One of the things that I have learned throughout my life is that I am a people pleaser. I have also learned how to manage that, and to those I consider close friends I am honest. The problem I have is this tends to get me into trouble. I have a friend who is so afraid to hurt my feelings they tell me lies. The funny thing is that I always catch them in these lies. Tonight I found out that they told another lie, and the funny thing is that I believe that they are telling their friends to help keep this secret. The thing about lies is that they always catch up to you. I know this from experience.

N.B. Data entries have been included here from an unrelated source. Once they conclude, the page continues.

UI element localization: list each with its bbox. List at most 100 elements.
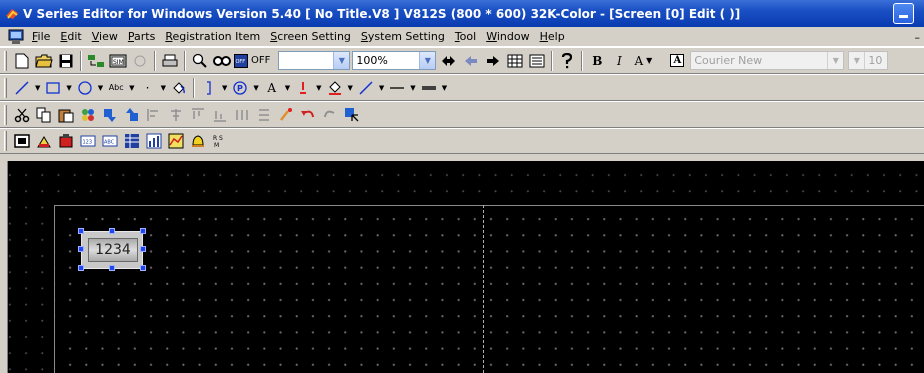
message-part-icon[interactable]: RSM bbox=[209, 130, 231, 152]
select-pointer-icon[interactable] bbox=[341, 104, 363, 126]
menu-edit[interactable]: Edit bbox=[56, 30, 87, 43]
chevron-down-icon[interactable]: ▼ bbox=[348, 84, 353, 92]
minimize-button[interactable] bbox=[893, 3, 914, 24]
toolbar-grip[interactable] bbox=[4, 131, 7, 151]
menu-screen-setting[interactable]: Screen Setting bbox=[266, 30, 357, 43]
text-color-icon[interactable]: A bbox=[261, 77, 283, 99]
goto-first-icon[interactable] bbox=[438, 50, 460, 72]
chevron-down-icon[interactable]: ▼ bbox=[161, 84, 166, 92]
chevron-down-icon[interactable]: ▼ bbox=[419, 52, 436, 69]
chevron-down-icon[interactable]: ▼ bbox=[442, 84, 447, 92]
menu-parts[interactable]: Parts bbox=[124, 30, 161, 43]
font-box-icon[interactable]: A bbox=[666, 50, 688, 72]
foreground-color-icon[interactable] bbox=[292, 77, 314, 99]
simulator-icon[interactable]: SIM bbox=[107, 50, 129, 72]
circle-tool-icon[interactable] bbox=[74, 77, 96, 99]
resize-handle-se[interactable] bbox=[140, 265, 146, 271]
grid-table-icon[interactable] bbox=[504, 50, 526, 72]
fill-color-icon[interactable] bbox=[324, 77, 346, 99]
off-state-icon[interactable]: OFF bbox=[233, 50, 249, 72]
group-icon[interactable] bbox=[77, 104, 99, 126]
menu-view[interactable]: View bbox=[88, 30, 124, 43]
help-question-icon[interactable] bbox=[556, 50, 578, 72]
menu-window[interactable]: Window bbox=[482, 30, 535, 43]
chevron-down-icon[interactable]: ▼ bbox=[827, 52, 844, 69]
zoom-search-icon[interactable] bbox=[189, 50, 211, 72]
toolbar-grip[interactable] bbox=[4, 104, 7, 125]
chevron-down-icon[interactable]: ▼ bbox=[222, 84, 227, 92]
state-select[interactable]: ▼ bbox=[278, 51, 351, 70]
document-window-icon[interactable] bbox=[8, 29, 24, 45]
copy-icon[interactable] bbox=[33, 104, 55, 126]
frame-part-icon[interactable] bbox=[11, 130, 33, 152]
arrow-left-icon[interactable] bbox=[460, 50, 482, 72]
resize-handle-sw[interactable] bbox=[78, 265, 84, 271]
character-part-icon[interactable]: ABC bbox=[99, 130, 121, 152]
chevron-down-icon[interactable]: ▼ bbox=[316, 84, 321, 92]
bracket-tool-icon[interactable] bbox=[198, 77, 220, 99]
resize-handle-w[interactable] bbox=[78, 246, 84, 252]
menu-help[interactable]: Help bbox=[536, 30, 571, 43]
chevron-down-icon[interactable]: ▼ bbox=[66, 84, 71, 92]
undo-icon[interactable] bbox=[297, 104, 319, 126]
send-back-icon[interactable] bbox=[121, 104, 143, 126]
toolbar-grip[interactable] bbox=[4, 77, 7, 98]
chevron-down-icon[interactable]: ▼ bbox=[35, 84, 40, 92]
lamp-part-icon[interactable] bbox=[55, 130, 77, 152]
menu-file[interactable]: File bbox=[28, 30, 56, 43]
print-icon[interactable] bbox=[159, 50, 181, 72]
resize-handle-nw[interactable] bbox=[78, 228, 84, 234]
line-style-icon[interactable] bbox=[386, 77, 408, 99]
chevron-down-icon[interactable]: ▼ bbox=[129, 84, 134, 92]
line-tool-icon[interactable] bbox=[11, 77, 33, 99]
text-tool-icon[interactable]: Abc bbox=[105, 77, 127, 99]
bold-button[interactable]: B bbox=[586, 50, 608, 72]
chevron-down-icon[interactable]: ▼ bbox=[379, 84, 384, 92]
view-glasses-icon[interactable] bbox=[211, 50, 233, 72]
menu-registration-item[interactable]: Registration Item bbox=[161, 30, 266, 43]
cut-icon[interactable] bbox=[11, 104, 33, 126]
resize-handle-ne[interactable] bbox=[140, 228, 146, 234]
dot-tool-icon[interactable]: · bbox=[137, 77, 159, 99]
mdi-minimize-button[interactable]: – bbox=[915, 31, 921, 44]
chevron-down-icon[interactable]: ▼ bbox=[849, 52, 866, 69]
chevron-down-icon[interactable]: ▼ bbox=[98, 84, 103, 92]
resize-handle-e[interactable] bbox=[140, 246, 146, 252]
resize-handle-n[interactable] bbox=[109, 228, 115, 234]
menu-tool[interactable]: Tool bbox=[451, 30, 482, 43]
save-icon[interactable] bbox=[55, 50, 77, 72]
switch-part-icon[interactable] bbox=[33, 130, 55, 152]
menu-system-setting[interactable]: System Setting bbox=[357, 30, 451, 43]
pattern-tool-icon[interactable]: P bbox=[229, 77, 251, 99]
chevron-down-icon[interactable]: ▼ bbox=[285, 84, 290, 92]
rectangle-tool-icon[interactable] bbox=[42, 77, 64, 99]
toolbar-grip[interactable] bbox=[4, 50, 7, 71]
chevron-down-icon[interactable]: ▼ bbox=[253, 84, 258, 92]
open-folder-icon[interactable] bbox=[33, 50, 55, 72]
pen-icon[interactable] bbox=[275, 104, 297, 126]
trend-part-icon[interactable] bbox=[165, 130, 187, 152]
zoom-select[interactable]: 100% ▼ bbox=[352, 51, 437, 70]
chevron-down-icon[interactable]: ▼ bbox=[410, 84, 415, 92]
italic-button[interactable]: I bbox=[608, 50, 630, 72]
arrow-right-icon[interactable] bbox=[482, 50, 504, 72]
numeric-display-part[interactable]: 1234 bbox=[78, 228, 146, 271]
line-color-icon[interactable] bbox=[355, 77, 377, 99]
chevron-down-icon[interactable]: ▼ bbox=[333, 52, 350, 69]
alarm-bell-icon[interactable] bbox=[187, 130, 209, 152]
bring-front-icon[interactable] bbox=[99, 104, 121, 126]
paste-icon[interactable] bbox=[55, 104, 77, 126]
graph-part-icon[interactable] bbox=[143, 130, 165, 152]
table-part-icon[interactable] bbox=[121, 130, 143, 152]
resize-handle-s[interactable] bbox=[109, 265, 115, 271]
list-icon[interactable] bbox=[526, 50, 548, 72]
font-size-button[interactable]: A ▼ bbox=[630, 50, 656, 72]
font-size-select[interactable]: 10 ▼ bbox=[848, 51, 889, 70]
numeric-part-icon[interactable]: 123 bbox=[77, 130, 99, 152]
paint-bucket-icon[interactable] bbox=[168, 77, 190, 99]
font-name-select[interactable]: Courier New ▼ bbox=[690, 51, 845, 70]
new-file-icon[interactable] bbox=[11, 50, 33, 72]
transfer-icon[interactable] bbox=[85, 50, 107, 72]
line-width-icon[interactable] bbox=[418, 77, 440, 99]
toolbar-separator bbox=[581, 50, 584, 71]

I like to think that I am an easy going guy. I go with the flow and take things in stride. The only thing I ask from the people in my life is honesty and a little openness when needed. For the most part I have that with those I am closest too, but sometimes that one person needs to tell that lie. I remember when I was little my Mom telling me that it wasn't what I did that was such a big deal, but the fact that I lied about it (I have heard that from someone else too...) I think that sometimes I get so caught up in things that I think in that insane moment that it's easier to lie, and not deal with the situation. I like to think that I have enough common sense today to catch myself in those rare moments and think before something untrue leaves my mouth.

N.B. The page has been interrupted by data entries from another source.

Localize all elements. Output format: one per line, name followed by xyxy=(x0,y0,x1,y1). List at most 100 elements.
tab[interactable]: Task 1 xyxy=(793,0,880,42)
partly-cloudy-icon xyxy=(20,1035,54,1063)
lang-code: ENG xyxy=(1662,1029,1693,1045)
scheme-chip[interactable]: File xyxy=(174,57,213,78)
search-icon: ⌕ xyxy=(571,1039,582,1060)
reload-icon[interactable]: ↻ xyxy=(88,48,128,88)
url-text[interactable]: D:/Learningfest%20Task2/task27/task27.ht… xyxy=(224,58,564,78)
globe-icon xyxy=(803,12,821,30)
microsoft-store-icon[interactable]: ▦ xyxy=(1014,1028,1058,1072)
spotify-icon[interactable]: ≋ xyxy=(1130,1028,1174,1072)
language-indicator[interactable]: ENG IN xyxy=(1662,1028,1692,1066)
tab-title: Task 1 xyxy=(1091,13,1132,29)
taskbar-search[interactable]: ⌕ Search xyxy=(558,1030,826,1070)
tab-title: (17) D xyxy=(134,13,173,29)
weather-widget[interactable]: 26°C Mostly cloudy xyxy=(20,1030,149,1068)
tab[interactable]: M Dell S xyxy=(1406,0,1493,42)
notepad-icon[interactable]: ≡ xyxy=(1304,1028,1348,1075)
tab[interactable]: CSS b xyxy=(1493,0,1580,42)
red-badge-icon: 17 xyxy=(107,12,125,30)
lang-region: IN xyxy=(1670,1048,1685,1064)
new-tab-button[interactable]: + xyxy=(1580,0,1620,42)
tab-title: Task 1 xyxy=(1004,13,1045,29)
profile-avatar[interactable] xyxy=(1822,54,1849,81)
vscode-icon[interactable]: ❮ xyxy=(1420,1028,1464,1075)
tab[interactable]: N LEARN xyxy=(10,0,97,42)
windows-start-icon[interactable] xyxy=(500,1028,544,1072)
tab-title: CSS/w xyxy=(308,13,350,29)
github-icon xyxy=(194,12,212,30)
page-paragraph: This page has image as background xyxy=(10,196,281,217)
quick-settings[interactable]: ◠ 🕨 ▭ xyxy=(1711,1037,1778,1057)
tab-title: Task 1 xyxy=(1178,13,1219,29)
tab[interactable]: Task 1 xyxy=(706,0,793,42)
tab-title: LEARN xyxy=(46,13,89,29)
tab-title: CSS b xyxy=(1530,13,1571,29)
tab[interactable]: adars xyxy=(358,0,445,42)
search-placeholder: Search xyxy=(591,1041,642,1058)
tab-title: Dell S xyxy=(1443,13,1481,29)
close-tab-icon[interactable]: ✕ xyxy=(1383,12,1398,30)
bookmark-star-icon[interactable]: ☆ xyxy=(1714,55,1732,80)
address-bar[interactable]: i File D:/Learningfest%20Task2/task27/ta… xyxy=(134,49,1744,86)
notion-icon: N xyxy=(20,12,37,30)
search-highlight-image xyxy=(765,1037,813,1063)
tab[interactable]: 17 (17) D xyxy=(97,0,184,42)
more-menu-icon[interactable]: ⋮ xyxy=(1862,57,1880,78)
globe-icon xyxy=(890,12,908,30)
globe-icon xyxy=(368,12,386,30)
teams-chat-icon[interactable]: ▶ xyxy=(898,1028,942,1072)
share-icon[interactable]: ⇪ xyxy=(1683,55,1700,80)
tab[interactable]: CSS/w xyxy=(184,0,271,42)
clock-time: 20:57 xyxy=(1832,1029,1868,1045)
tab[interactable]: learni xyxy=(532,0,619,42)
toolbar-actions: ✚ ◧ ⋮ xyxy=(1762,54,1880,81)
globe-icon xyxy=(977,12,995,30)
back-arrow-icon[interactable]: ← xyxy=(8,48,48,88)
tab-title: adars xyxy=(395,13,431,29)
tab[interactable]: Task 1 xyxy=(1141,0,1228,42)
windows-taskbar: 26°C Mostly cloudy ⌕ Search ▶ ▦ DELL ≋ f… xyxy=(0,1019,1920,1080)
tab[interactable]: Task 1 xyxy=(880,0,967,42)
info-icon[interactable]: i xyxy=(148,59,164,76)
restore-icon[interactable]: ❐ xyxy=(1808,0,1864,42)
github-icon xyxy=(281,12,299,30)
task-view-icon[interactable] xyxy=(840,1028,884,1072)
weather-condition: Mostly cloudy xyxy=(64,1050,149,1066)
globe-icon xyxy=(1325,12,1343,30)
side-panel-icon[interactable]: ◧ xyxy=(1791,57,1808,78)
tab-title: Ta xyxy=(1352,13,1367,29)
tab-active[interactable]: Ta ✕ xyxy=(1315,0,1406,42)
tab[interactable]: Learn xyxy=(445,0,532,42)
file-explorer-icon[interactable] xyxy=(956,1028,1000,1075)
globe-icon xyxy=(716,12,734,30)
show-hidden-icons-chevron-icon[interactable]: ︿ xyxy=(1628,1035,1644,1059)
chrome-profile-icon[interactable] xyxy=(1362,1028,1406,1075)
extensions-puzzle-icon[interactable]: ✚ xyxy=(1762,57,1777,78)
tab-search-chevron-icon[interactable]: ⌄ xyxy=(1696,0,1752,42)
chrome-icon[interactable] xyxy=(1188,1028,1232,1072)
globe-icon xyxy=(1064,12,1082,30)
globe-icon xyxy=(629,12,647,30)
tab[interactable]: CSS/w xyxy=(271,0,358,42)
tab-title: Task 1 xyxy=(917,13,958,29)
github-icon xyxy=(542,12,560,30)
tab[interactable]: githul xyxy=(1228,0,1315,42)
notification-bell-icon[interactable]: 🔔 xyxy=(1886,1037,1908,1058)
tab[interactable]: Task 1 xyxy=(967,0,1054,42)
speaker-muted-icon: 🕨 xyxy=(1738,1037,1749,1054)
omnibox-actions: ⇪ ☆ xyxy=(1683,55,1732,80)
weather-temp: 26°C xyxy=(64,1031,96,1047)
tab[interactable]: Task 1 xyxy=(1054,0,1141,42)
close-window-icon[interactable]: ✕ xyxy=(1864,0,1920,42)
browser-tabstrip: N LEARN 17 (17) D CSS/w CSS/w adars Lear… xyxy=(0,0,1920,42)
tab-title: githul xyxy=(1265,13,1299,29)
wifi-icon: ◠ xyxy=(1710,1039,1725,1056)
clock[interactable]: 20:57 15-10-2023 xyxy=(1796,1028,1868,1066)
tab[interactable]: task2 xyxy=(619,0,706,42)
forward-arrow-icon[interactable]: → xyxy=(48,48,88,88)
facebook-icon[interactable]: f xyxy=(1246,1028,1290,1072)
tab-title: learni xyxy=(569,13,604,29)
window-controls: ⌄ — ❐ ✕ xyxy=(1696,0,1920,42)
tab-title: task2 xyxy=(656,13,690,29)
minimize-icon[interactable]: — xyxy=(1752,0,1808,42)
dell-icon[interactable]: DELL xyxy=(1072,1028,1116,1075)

Now, back to this person. I think that what bugs me more then anything was their statement that once someone lies or cheats or so on the trust is broken. I like to think that I treat people the way I would like to be treated, so I assume that if someone makes a statement like that they will live that in their life.
The funny thing is that these are all very petty lies and I shouldn't really care, but it's something that I don't do, so I guess I expect that from those in my life.
I guess it's true the lie is always worse then the action. I get to live that and see what they were talking about. Lesson learned.